JANGAN 'JUALAN' TRAH: Kristoforus L Kleden, memenangi Pilkada butuh strategi menyakinkan masyarakat terkait kesejahteraan, bukan mengandalkan trah. | Foto: Ist
JANGAN ‘JUALAN’ TRAH: Kristoforus L Kleden, memenangi Pilkada butuh strategi menyakinkan masyarakat terkait kesejahteraan, bukan mengandalkan trah. | Foto: Ist

SURABAYA, Barometerjatim.com – Sikap Sekretaris Tim Pemenangan Saifullah Yusuf-Puti Guntur, Sri Untari yang bersikeras agar diperbolehkan mencantumkan gambar Bung Karno di alat peraga kampanye tak bersambut. Selain tak digubri KPU Jatim, hal itu dinilai bukan jaminan bakal memenangi Pilgub Jatim 2018.

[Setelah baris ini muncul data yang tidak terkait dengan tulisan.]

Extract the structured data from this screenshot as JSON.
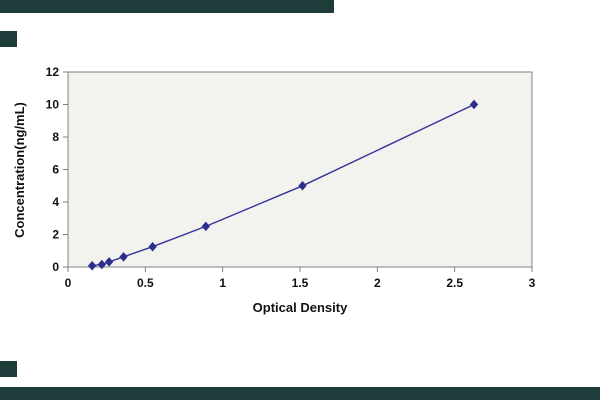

“Tak ada jaminan. Sebab, untuk memenangi Pilkada yang perlu diperhatikan adalah strategi menyakinkan masyarakat terkait kesejahteraan, bukan mengandalkan trah,” kata pengamat politik asal Untag Surabaya, Kristoforus L Kleden saat dihubungi wartawan, Kamis (1/2).

Pun demikian dengan Puti dan Saifullah yang mengusung nama besar Bung Karno dan KH Bisri Syansuri. “Saya kira tak akan mempengaruhi dukungan masyarakat. Sekarang bukan saatnya mengulang romantisme gerakan. Kalaupun ada hanya beberapa saja, yang dibutuhkan adalah program kerja untuk kesejahteraan masyarakat,” tuturnya.

Baca: Kiai Pendukung Gus Ipul: Kiai Mutawakkil Langgar Khitthah NU

Justru Kristoforus menilai keputusan PDIP menurunkan Puti di Pilgub Jatim 2018 berpasangan dengan Saifullah adalah bentuk kepanikan. “Terlepas dari kasus yang menimpa Bupati Anas, saya melihat ini bentuk kepanikan dari mereka,” tandasnya.

Kalau niat untuk memenangi Pilgub Jatim dengan menurunkan Puti, tambahnya, seharusnya sejak awal. Bukan saat muncul kasus foto mesum yang menimpa Abdullah Azwar Anas. Lagi pula masih banyak tokoh di Jatim yang layak untuk mendampingi Saifullah ketimbang Puti.

“Ada Pak Kusnadi (ketua DPD PDIP Jatim) yang mengakar sampai tingkat ranting. Terlepas dari hasil survei, saya kira Pak Kusnadi sangat pas untuk itu. Bukan malah mendatangkan orang baru ke Jatim meski ada trah Bung Karno,” tegasnya.